We're all too familiar with premature ejaculators, but what about latent ejaculation? Watch as she starts cumming an entire minute after intercourse is completed without even being touched. WTF?
It's that time once again to highlight some special times in webcam hookerdom. Witness e-prostitutes having breakdowns, getting attacked by small reptiles and other awesome wtfness.
Enter the strange world of MyFreeCams. Where internet prostitutes webcam models do weird shit for cyber money, like sexually teasing the local pizza delivery guy. What could go wrong?
It's always the same thing: Your favorite e-piece succumbs to the competition and proceeds to push her stream to the next level... only to deteriorate her street cred faster than my rectal lining at a Bangladeshi farmer's market.
He may be mentally challenged and physically deformed to the point of handicap, but he's had a threesome and I haven't. A true inspiration to all and possibly the anti-hero our generation needs.
Prozac-deficient e-girls are a welcomed sight here at eFukt... but this post isn't about the daddy issues. It's about intensity. These temper tantrums cut deeper than a Twitter feed, and while that might not be saying much, I'm confident you'll be impressed.

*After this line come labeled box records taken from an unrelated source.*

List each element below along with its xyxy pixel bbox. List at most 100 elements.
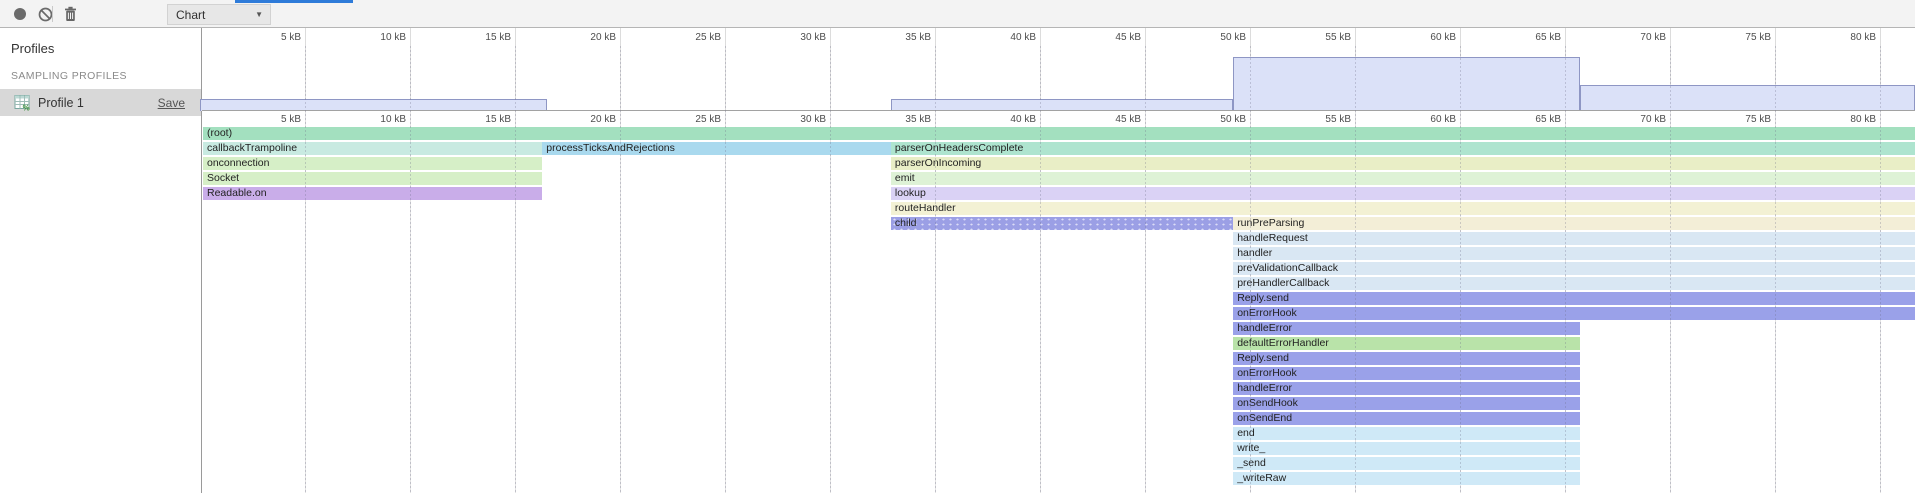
flame-band[interactable]: Reply.send (1233, 292, 1915, 305)
sidebar: Profiles SAMPLING PROFILES % Profile 1 S… (0, 28, 202, 493)
flame-band[interactable]: (root) (203, 127, 1915, 140)
view-mode-value: Chart (168, 8, 255, 22)
axis-gridline-dotted (1145, 46, 1146, 493)
svg-text:%: % (23, 104, 30, 111)
axis-gridline-dotted (1250, 46, 1251, 493)
axis-tick-label: 45 kB (1065, 32, 1141, 43)
flame-band-label: defaultErrorHandler (1233, 337, 1329, 349)
flame-band[interactable]: onErrorHook (1233, 307, 1915, 320)
flame-band[interactable]: handleRequest (1233, 232, 1915, 245)
axis-gridline-dotted (1355, 46, 1356, 493)
flame-band-label: emit (891, 172, 915, 184)
flame-band-label: lookup (891, 187, 926, 199)
overview-step (1233, 57, 1580, 111)
axis-tick-label: 40 kB (960, 114, 1036, 125)
save-profile-link[interactable]: Save (158, 96, 185, 110)
flame-band[interactable]: parserOnHeadersComplete (891, 142, 1915, 155)
axis-tick-label: 5 kB (225, 32, 301, 43)
record-button[interactable] (8, 3, 32, 25)
flame-band-label: handleRequest (1233, 232, 1308, 244)
axis-tick-label: 20 kB (540, 114, 616, 125)
flame-band-label: Reply.send (1233, 352, 1289, 364)
axis-tick-label: 80 kB (1800, 114, 1876, 125)
flame-band-label: handleError (1233, 382, 1292, 394)
flame-band-label: callbackTrampoline (203, 142, 297, 154)
axis-tick-label: 5 kB (225, 114, 301, 125)
delete-button[interactable] (58, 3, 82, 25)
axis-tick-label: 45 kB (1065, 114, 1141, 125)
flame-band-label: child (891, 217, 917, 229)
flame-band[interactable]: lookup (891, 187, 1915, 200)
flame-band-label: _writeRaw (1233, 472, 1286, 484)
spreadsheet-percent-icon: % (14, 94, 31, 111)
sampling-profiles-section-label: SAMPLING PROFILES (11, 70, 127, 82)
flame-band[interactable]: handleError (1233, 382, 1580, 395)
flame-band[interactable]: Reply.send (1233, 352, 1580, 365)
toolbar-separator (52, 6, 53, 22)
flame-band[interactable]: runPreParsing (1233, 217, 1915, 230)
toolbar: Chart ▼ (0, 0, 1915, 28)
flame-band[interactable]: child (891, 217, 1233, 230)
flame-band-label: Socket (203, 172, 239, 184)
flame-band-label: preHandlerCallback (1233, 277, 1329, 289)
record-icon (13, 7, 27, 21)
flame-band[interactable]: _send (1233, 457, 1580, 470)
clear-button[interactable] (33, 3, 57, 25)
flame-band-label: end (1233, 427, 1255, 439)
axis-tick-label: 30 kB (750, 114, 826, 125)
flame-band[interactable]: Readable.on (203, 187, 542, 200)
flame-band[interactable]: handler (1233, 247, 1915, 260)
flame-band[interactable]: write_ (1233, 442, 1580, 455)
axis-tick-label: 25 kB (645, 32, 721, 43)
flame-band[interactable]: Socket (203, 172, 542, 185)
flame-band[interactable]: preValidationCallback (1233, 262, 1915, 275)
flame-band-label: onSendEnd (1233, 412, 1292, 424)
axis-gridline-dotted (1775, 46, 1776, 493)
axis-tick-label: 10 kB (330, 114, 406, 125)
axis-tick-label: 70 kB (1590, 114, 1666, 125)
flame-band[interactable]: defaultErrorHandler (1233, 337, 1580, 350)
axis-tick-label: 60 kB (1380, 114, 1456, 125)
flame-band[interactable]: end (1233, 427, 1580, 440)
axis-gridline-dotted (935, 46, 936, 493)
axis-tick-label: 35 kB (855, 32, 931, 43)
flame-band[interactable]: preHandlerCallback (1233, 277, 1915, 290)
flame-band-label: onErrorHook (1233, 367, 1297, 379)
flame-band[interactable]: onconnection (203, 157, 542, 170)
axis-tick-label: 75 kB (1695, 114, 1771, 125)
axis-tick-label: 70 kB (1590, 32, 1666, 43)
flame-band[interactable]: onSendHook (1233, 397, 1580, 410)
axis-tick-label: 55 kB (1275, 114, 1351, 125)
flame-band[interactable]: handleError (1233, 322, 1580, 335)
axis-tick-label: 50 kB (1170, 114, 1246, 125)
axis-tick-label: 20 kB (540, 32, 616, 43)
axis-tick-label: 15 kB (435, 114, 511, 125)
axis-gridline-dotted (1670, 46, 1671, 493)
axis-tick-label: 15 kB (435, 32, 511, 43)
flame-band[interactable]: routeHandler (891, 202, 1915, 215)
axis-tick-label: 25 kB (645, 114, 721, 125)
flame-band-label: handleError (1233, 322, 1292, 334)
flame-band-label: Reply.send (1233, 292, 1289, 304)
axis-tick-label: 10 kB (330, 32, 406, 43)
flame-band[interactable]: emit (891, 172, 1915, 185)
axis-gridline-dotted (1040, 46, 1041, 493)
flame-band[interactable]: _writeRaw (1233, 472, 1580, 485)
flame-band[interactable]: processTicksAndRejections (542, 142, 891, 155)
axis-tick-label: 80 kB (1800, 32, 1876, 43)
axis-gridline-dotted (725, 46, 726, 493)
flame-band[interactable]: parserOnIncoming (891, 157, 1915, 170)
flame-band[interactable]: callbackTrampoline (203, 142, 542, 155)
view-mode-select[interactable]: Chart ▼ (167, 4, 271, 25)
flame-band[interactable]: onSendEnd (1233, 412, 1580, 425)
chart-content: 5 kB 5 kB 10 kB 10 kB 15 kB 15 kB 20 kB 20 kB 25… (202, 28, 1915, 493)
axis-tick-label: 65 kB (1485, 32, 1561, 43)
flame-band[interactable]: onErrorHook (1233, 367, 1580, 380)
ban-icon (38, 7, 53, 22)
flame-band-label: runPreParsing (1233, 217, 1304, 229)
flame-band-label: routeHandler (891, 202, 956, 214)
memory-profiler-panel: Chart ▼ Profiles SAMPLING PROFILES % Pro… (0, 0, 1915, 493)
profile-item[interactable]: % Profile 1 Save (0, 89, 201, 116)
flame-band-label: onSendHook (1233, 397, 1298, 409)
flame-band-label: handler (1233, 247, 1272, 259)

For my Japanese-deficient friends, the original title of this masterpiece roughly translates to: "Nana Maeno Refrigerator Girl I Put My Step Sister In The Refrigerator And Turned Her Into A Frozen Sex Toy Nana" Do I believe more than 3% of those words? No. But honesty never got in between me and my cum sock before, and it isn't about to start now.
Mobilized midgets, successfully executed autocunnilngus and the recreation of a sexual maneuver that put Okinawa on the map. It's safe to say this hodgepodge of misfits is more well rounded than a Golden Corral dinner special. Want more? PARTS: [-1-] [-2-] [-3-] [-4-]
Is this still considered pornography? Or something that gets submitted to a performative art school as a final project? Because if you're waxin carrot to shit like this, it might be is definitely time for intervention.